Я начал эти записки потому, что, кажется, понял: после меня в мире не останется ничего, кроме этих записок. Более того: и после. НЕГО не останется ничего, кроме этих моих записок. Да нескольких слухов, напоминающих уже легенды. Да великого множества интервью, раздражающих воображение и порождающих новые слухи, и новые легенды.

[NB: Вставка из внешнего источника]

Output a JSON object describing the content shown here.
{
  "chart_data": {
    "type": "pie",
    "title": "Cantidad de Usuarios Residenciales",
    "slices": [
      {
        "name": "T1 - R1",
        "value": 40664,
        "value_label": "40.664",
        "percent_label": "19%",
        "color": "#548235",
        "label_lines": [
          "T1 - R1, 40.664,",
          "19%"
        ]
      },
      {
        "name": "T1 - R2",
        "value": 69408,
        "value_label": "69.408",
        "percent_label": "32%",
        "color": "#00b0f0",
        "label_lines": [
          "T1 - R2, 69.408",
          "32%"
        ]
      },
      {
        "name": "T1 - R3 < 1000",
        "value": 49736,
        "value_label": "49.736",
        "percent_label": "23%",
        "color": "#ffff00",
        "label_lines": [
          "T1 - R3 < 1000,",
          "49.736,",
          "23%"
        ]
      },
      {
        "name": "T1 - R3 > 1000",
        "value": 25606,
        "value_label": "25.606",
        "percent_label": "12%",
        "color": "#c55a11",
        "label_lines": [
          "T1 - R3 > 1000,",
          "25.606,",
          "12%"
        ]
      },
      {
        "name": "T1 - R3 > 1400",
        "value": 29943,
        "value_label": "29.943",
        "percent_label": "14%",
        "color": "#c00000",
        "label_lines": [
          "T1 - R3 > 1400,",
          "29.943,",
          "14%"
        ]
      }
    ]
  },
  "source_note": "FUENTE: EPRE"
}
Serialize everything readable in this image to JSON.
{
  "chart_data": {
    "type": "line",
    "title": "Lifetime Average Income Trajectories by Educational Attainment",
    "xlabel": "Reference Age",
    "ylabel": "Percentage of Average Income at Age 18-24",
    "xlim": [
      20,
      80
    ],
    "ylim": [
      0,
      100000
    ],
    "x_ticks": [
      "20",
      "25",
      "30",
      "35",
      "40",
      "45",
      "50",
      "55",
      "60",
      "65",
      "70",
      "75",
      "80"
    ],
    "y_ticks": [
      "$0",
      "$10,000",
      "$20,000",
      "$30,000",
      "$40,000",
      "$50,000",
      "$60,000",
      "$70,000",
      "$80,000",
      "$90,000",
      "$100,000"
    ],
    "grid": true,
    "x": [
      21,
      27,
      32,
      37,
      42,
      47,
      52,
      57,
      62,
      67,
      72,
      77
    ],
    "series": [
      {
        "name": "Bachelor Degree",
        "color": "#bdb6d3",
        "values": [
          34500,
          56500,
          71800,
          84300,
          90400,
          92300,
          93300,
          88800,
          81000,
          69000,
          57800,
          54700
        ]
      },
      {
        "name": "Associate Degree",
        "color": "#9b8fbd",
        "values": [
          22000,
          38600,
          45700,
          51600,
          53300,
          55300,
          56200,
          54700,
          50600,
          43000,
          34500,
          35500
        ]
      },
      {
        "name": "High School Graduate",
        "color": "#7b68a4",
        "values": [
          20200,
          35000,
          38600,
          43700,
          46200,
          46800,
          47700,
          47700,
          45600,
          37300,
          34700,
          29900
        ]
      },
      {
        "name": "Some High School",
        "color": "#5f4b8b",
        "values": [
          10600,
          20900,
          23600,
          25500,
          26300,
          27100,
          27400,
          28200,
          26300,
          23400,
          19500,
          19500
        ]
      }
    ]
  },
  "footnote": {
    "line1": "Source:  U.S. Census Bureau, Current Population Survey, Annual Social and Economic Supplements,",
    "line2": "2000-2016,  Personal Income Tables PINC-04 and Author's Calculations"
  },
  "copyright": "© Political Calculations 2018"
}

О нем до сих пор распускаются странные слухи и рассказываются сочные легенды. Полагаю, в вашем департаменте, их кто-нибудь старательно собирает, сортирует (высунув набок язык) и дотошно анализирует. Вполне допускаю даже, что часть этих слухов придумана и распространена именно вами… Но две легенды я здесь приведу. Одну — потому, что она кажется мне совершенной, отшлифованной в пересказе до состояния готовой новеллы. А вторую — потому, что сам был свидетелем события и имею возможность на этом примере наблюдать, как скромно-затрапезная куколка факта трансформируется в роскошную бабочку легенды.

Итак, история первая.

Идет троллейбус, по дневному времени — малонаселенный, все сидят. Все тихо, мирно. На заднем сиденье расположился неопределенной конфигурации дядек, про которого одно только и можно было поначалу сказать, что он с большого пролетарского бодуна. Скорее всего, именно поэтому сидит он в полном одиночестве, и ему, видимо, скучно. И он начинает говорить.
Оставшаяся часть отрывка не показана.